Dear Editor,
The legal debate on the latest election petition before the High Court was played out on Friday afternoon with oral arguments. Respected lawyers who listened in on the arguments tell me that the petitioner does not have a case.
GECOM must bring the process to a finality at its next meeting. The lower court cannot upend the judgment of an apex court. The CCJ, being the final court, passed judgment on the election matter and instructed GECOM what it ought to do. Was the order valid? GECOM must carry out that order and bring the election to finality.
Guyanese are very frustrated, and are saying that GECOM has let the nation down by not moving expeditiously to declare the outcome of the election. Supporters of both sides want the process to end, and want GECOM to do the right thing one way or the other, and stop dithering. They say GECOM had several opportunities to make the declaration, but failed to do so.
Many are now saying that GECOM is behaving the same way the Government did when it lost the no-confidence motion: engaging in judicial proceedings. Some have even accused GECOM of giving the coalition time to file one judicial petition after another.
The gist of the petitioner’s case is: GECOM cannot instruct the CEO what numbers to use for a declaration. Listening to the oral arguments before the CJ, it was quite embarrassing for one side, which stammered with inarticulate and illogical arguments and evasive responses from probing questions of the judge. The other side was direct and very clear with its presentations.
The petitioner’s arguments were very weak, and the answers to the CJ’s questions were not good. The petitioner’s presentation also was very poor in terms of language and persuasion. Some of the petitioner’s lawyers spoke very badly and ineloquently; they don’t belong in a court.
I was quite impressed with the forceful use of language by Mr. Edwards, although the case he presented was weak. At least he tried to impress, and one could listen to him. The client petitioner could do without the other lawyers; she could have appeared for herself and made a better argument on her own. Some with letters behind their names are not worth the fees they charge.
The AG has said that if the CEO prepared a flawed report, the way to correct it is through an election petition. So, if the CEO manufactures numbers that don’t reflect the outcome of an election, must one accept them? Then, using the same logic, in using the right recount numbers for the declaration, if GECOM’s action is flawed, is filing an election petition the way to go?
The defendants made very strong arguments. As usual, Mendes was excellent. Other lawyers: the Ramkarrans, Kashir Khan, Jonas, Kim Kyte-Thomas, among others, were all stars. They shone. It was clear to me which side won the debate, and how the court would rule.
Kyte-Thomas was excellent: short and pointed, and convinced me that the judge would rule in GECOM’s favor. She made a compelling case for the matter to be dismissed. She is very professional. Counsel is right that one can’t take a whimsical report and arguments of the CEO or allegations from a party in making a declaration.
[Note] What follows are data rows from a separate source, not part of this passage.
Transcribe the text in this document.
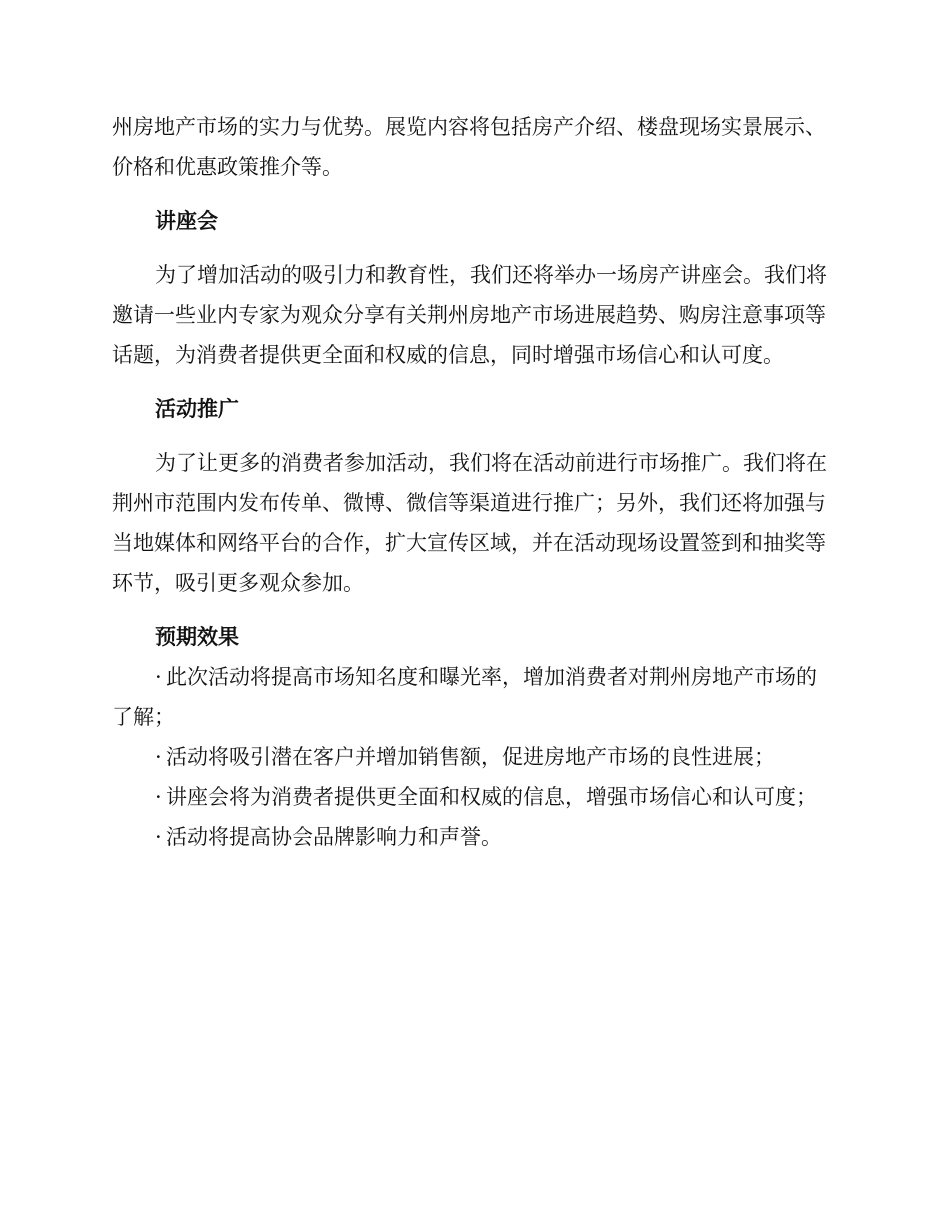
州房地产市场的实力与优势。展览内容将包括房产介绍、楼盘现场实景展示、价格和优惠政策推介等。

讲座会

为了增加活动的吸引力和教育性，我们还将举办一场房产讲座会。我们将邀请一些业内专家为观众分享有关荆州房地产市场进展趋势、购房注意事项等话题，为消费者提供更全面和权威的信息，同时增强市场信心和认可度。

活动推广

为了让更多的消费者参加活动，我们将在活动前进行市场推广。我们将在荆州市范围内发布传单、微博、微信等渠道进行推广；另外，我们还将加强与当地媒体和网络平台的合作，扩大宣传区域，并在活动现场设置签到和抽奖等环节，吸引更多观众参加。

预期效果

· 此次活动将提高市场知名度和曝光率，增加消费者对荆州房地产市场的了解；

· 活动将吸引潜在客户并增加销售额，促进房地产市场的良性进展；

· 讲座会将为消费者提供更全面和权威的信息，增强市场信心和认可度；

· 活动将提高协会品牌影响力和声誉。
The law does not allow for an investigation of allegations. That is done via an election petition.
Arguing that one has to use the count of the ten regions and ignore the recount to make a declaration of an election in idiotic and absurd. The purpose of a recount is to verify the count, and in this case it panned out – within a fraction of deviation by a decimal point of the real unofficial count. The argument that one can ignore or invalidate a recount is specious. The CCJ so ruled on the matter.
The recount did not change the original count of authentic SOPs in the hands of poll workers and observers. No amount of fraud would be accepted.
No court can supersede the CCJ and instruct GECOM not to use the Recount figures to make a declaration. The CEO acted with the intention to impede the declaration of the election results as ordered by the Elections Commission. He is acting against the law, and can be charged accordingly. He must be charged for misconduct and for being partisan and partial.
If GECOM is serious about a declaration, then it can call an early meeting on Tuesday morning and dispose of the matter. The CEO is a servant of GECOM, the Chair is the boss. The CEO can’t dictate what numbers he wants to use for a declaration; he must use the numbers advised. One person can’t decide the outcome of the election, or hold the GECOM hostage.
Lowenfield must be removed. Since he has already failed half a dozen times to provide a declaration, then someone else must be given the instruments to prepare the declaration. Regrettably, the judgment is coming late in the day on Monday.
When will GECOM meet to complete the declaration? How much time will it need to study the ruling? People ask how much time would GECOM give the petitioner to appeal the ruling, for it remains in the court’s power to provide time to read and re-read the judgement.
Giving the same person the power to prepare the final figures is telegraphing to the loser what next to do, and giving them time to do it. The Chair must proceed with the declaration early on Tuesday.